「血液をサラサラにする」といわれ、代謝促進や血栓予防にも効果があるといわれるタマネギ。カレーライスや焼き肉、サラダなど日本人の食卓に欠かせない万能野菜として定着しています。最近では生のまま食べる「オニオンスライス」も健康志向の人たちに人気になっています。

栽培しやすさ魅力

 県内2位のタマネギ生産量を誇る下野市で、25年ほど前からタマネギを生産している宇賀持昇さん(64)はJAうつのみや玉葱(たまねぎ)専門部副専門部長兼同専門部南河内支部長を務めています。約90アールの畑で年間約40トンのタマネギを生産しています。定植機や収穫機などの大型機械を導入し、これまで規模を拡大してきました。「タマネギはカボチャ、ホウレンソウなどほかの露地野菜と比較しても栽培しやすく、利益率も高いほうではないでしょうか」と話しています。

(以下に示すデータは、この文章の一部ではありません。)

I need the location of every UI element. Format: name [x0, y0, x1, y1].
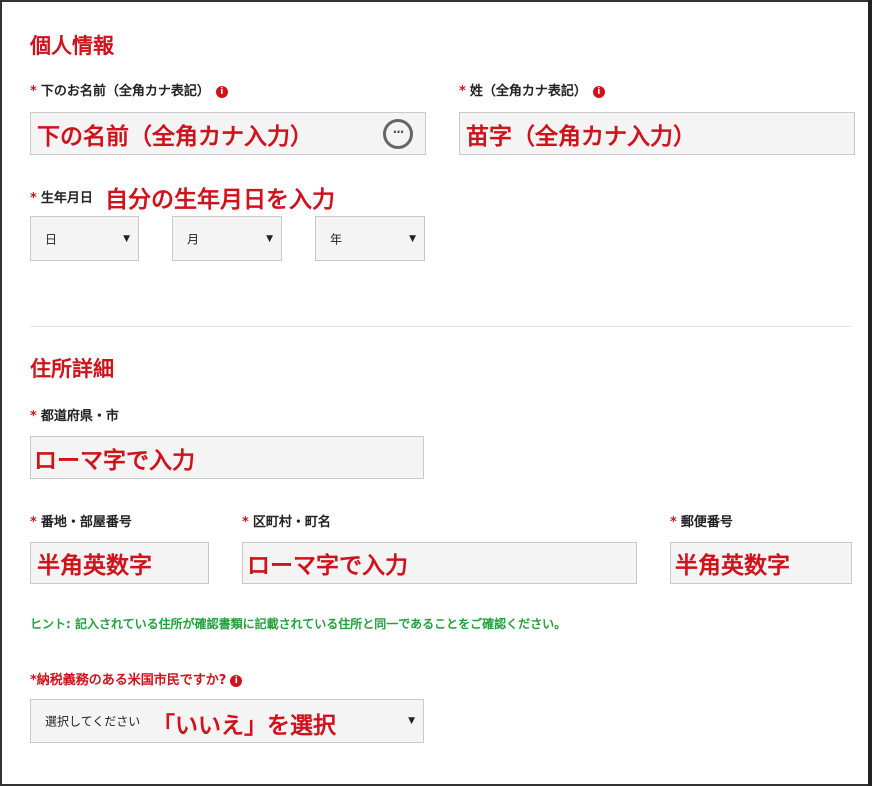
prefecture-label: * 都道府県・市 [30, 405, 119, 424]
dob-day-value: 日 [45, 232, 58, 246]
tax-label-text: *納税義務のある米国市民ですか? [30, 673, 227, 688]
dob-year-value: 年 [330, 232, 343, 246]
postal-label: * 郵便番号 [670, 511, 733, 530]
dob-year-select[interactable]: 年 ▼ [315, 216, 425, 261]
dob-month-select[interactable]: 月 ▼ [172, 216, 282, 261]
required-mark: * [242, 515, 249, 530]
first-name-value: 下の名前（全角カナ入力） [37, 123, 313, 150]
last-name-value: 苗字（全角カナ入力） [466, 123, 696, 150]
dob-label: * 生年月日 [30, 187, 93, 206]
postal-input[interactable]: 半角英数字 [670, 542, 852, 584]
required-mark: * [30, 191, 37, 206]
street-label-text: 番地・部屋番号 [40, 515, 132, 530]
section-divider [30, 326, 852, 327]
town-label-text: 区町村・町名 [252, 515, 331, 530]
first-name-label: * 下のお名前（全角カナ表記） i [30, 80, 228, 99]
town-label: * 区町村・町名 [242, 511, 331, 530]
required-mark: * [670, 515, 677, 530]
info-icon[interactable]: i [215, 85, 228, 98]
last-name-label-text: 姓（全角カナ表記） [469, 84, 587, 99]
password-manager-icon[interactable] [383, 118, 413, 149]
street-label: * 番地・部屋番号 [30, 511, 132, 530]
last-name-label: * 姓（全角カナ表記） i [459, 80, 605, 99]
street-input[interactable]: 半角英数字 [30, 542, 209, 584]
required-mark: * [30, 409, 37, 424]
required-mark: * [30, 515, 37, 530]
info-icon[interactable]: i [592, 85, 605, 98]
dob-label-text: 生年月日 [40, 191, 93, 206]
last-name-input[interactable]: 苗字（全角カナ入力） [459, 112, 855, 155]
dob-annotation: 自分の生年月日を入力 [105, 187, 335, 213]
scrollbar-edge [868, 0, 872, 786]
dob-month-value: 月 [187, 232, 200, 246]
town-input[interactable]: ローマ字で入力 [242, 542, 637, 584]
postal-label-text: 郵便番号 [680, 515, 733, 530]
chevron-down-icon: ▼ [408, 716, 415, 726]
chevron-down-icon: ▼ [123, 233, 130, 244]
tax-annotation: 「いいえ」を選択 [152, 713, 336, 739]
info-icon[interactable]: i [230, 674, 243, 687]
section-title-address: 住所詳細 [30, 357, 114, 381]
required-mark: * [459, 84, 466, 99]
chevron-down-icon: ▼ [266, 233, 273, 244]
town-value: ローマ字で入力 [247, 553, 408, 579]
address-hint: ヒント: 記入されている住所が確認書類に記載されている住所と同一であることをご確… [30, 617, 567, 631]
tax-label: *納税義務のある米国市民ですか? i [30, 669, 243, 688]
first-name-label-text: 下のお名前（全角カナ表記） [40, 84, 210, 99]
required-mark: * [30, 84, 37, 99]
postal-value: 半角英数字 [675, 553, 790, 579]
prefecture-value: ローマ字で入力 [34, 447, 195, 474]
chevron-down-icon: ▼ [409, 233, 416, 244]
tax-select-value: 選択してください [45, 714, 141, 729]
prefecture-input[interactable]: ローマ字で入力 [30, 436, 424, 479]
street-value: 半角英数字 [37, 553, 152, 579]
dob-day-select[interactable]: 日 ▼ [30, 216, 139, 261]
prefecture-label-text: 都道府県・市 [40, 409, 119, 424]
first-name-input[interactable]: 下の名前（全角カナ入力） [30, 112, 426, 155]
section-title-personal: 個人情報 [30, 34, 114, 58]
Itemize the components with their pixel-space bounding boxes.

 9月中旬に種をまき、11月に定植機で定植。病気予防のため薬剤散布などを行い、5月末ごろ収穫します。宇賀持さんは「ここ数年、タマネギの価格が上がっています。病気などで全体の生産量が減ったためです。ですから病害虫の予防には特に気を使いますね」と言います。

スライスが一番

 宇賀持さん方ではタマネギ以外に米、麦、ナス、ホウレンソウを生産しています。米は約30ヘクタールの広大な土地で生産しています。田植えの時季とタマネギの収穫、出荷時季が重なるため、毎年5月から6月にかけてが年間を通じて最も忙しくなるそうです。長男信一さん(36)、妻百合子さん(61)と手分けして繁忙期を乗り切っています。

タマネギ生産者の宇賀持さんに一番おいしいというタマネギの食べ方を伺いました。

 「オニオンスープもいいですが、オニオンスライスが一番ですね。収穫したてのタマネギは辛いので、1カ月弱置いてから食べるといいですよ。タマネギは保存が効く万能野菜です。皆さんにおいしく食べていただきたいですね」と話しています。

◇◆◇ 雑学辞典 ◇◆◇

●タマネギの歴史

 中央アジアから地中海沿岸が原産地。栽培は古代エジプトやメソポタミア文明で始まったといわれている。江戸時代に伝わったとされ、明治以降、北海道で米国から導入された品種の栽培に成功し、定着したという。

●県内のタマネギ

 栃木県では昭和30年ごろから本格化。宇都宮市、下野市、真岡市など鬼怒川沿岸の沖積土地帯を中心に産地が形成されている。本県生産量は全国6位。

次代を担う/JAかみつが 
柴山 淳(しばやま・あつし)さん(37)/イチゴ収穫量アップを

 肥料や水のやり方などイチゴ生産の上手な人にお話を聞いて勉強し、生産量を上げていきたいです。40年前、祖父の代に始まったイチゴ生産を父(正さん)と共に続けています。JAかみつが青年部の役員として親睦イベントの企画なども担当するなど多忙な日々です。

 高校卒業後、就農しました。就農当初は父の指導通りやっていました。それから10年ぐらいたって自分で考えてやらなくてはならないと思い始めました。今では後継者としての責任を感じながら生産しています。

 毎朝、午前4時に起床し、午前5時にはビニールハウスに向かいます。約34アールに連棟ハウス1棟(10アール)、単棟ハウス10棟(24アール)があります。ハウスに行くと、早速イチゴ摘み作業が始まります。摘み取りが終わるとパック詰め作業を夕方まで行います。早朝の方が実が硬く摘みやすいのです。また傷もつきにくいですね。

 生産しているイチゴの品種は「とちおとめ」です。甘みと酸味のバランスが程よいのがとちおとめです。そのバランスの程よさをどう出していくかは、肥料と水の加減が重要になってきます。多過ぎても少な過ぎてもいけません。少しずつ生産量を上げ、おいしさを追求していきたいです。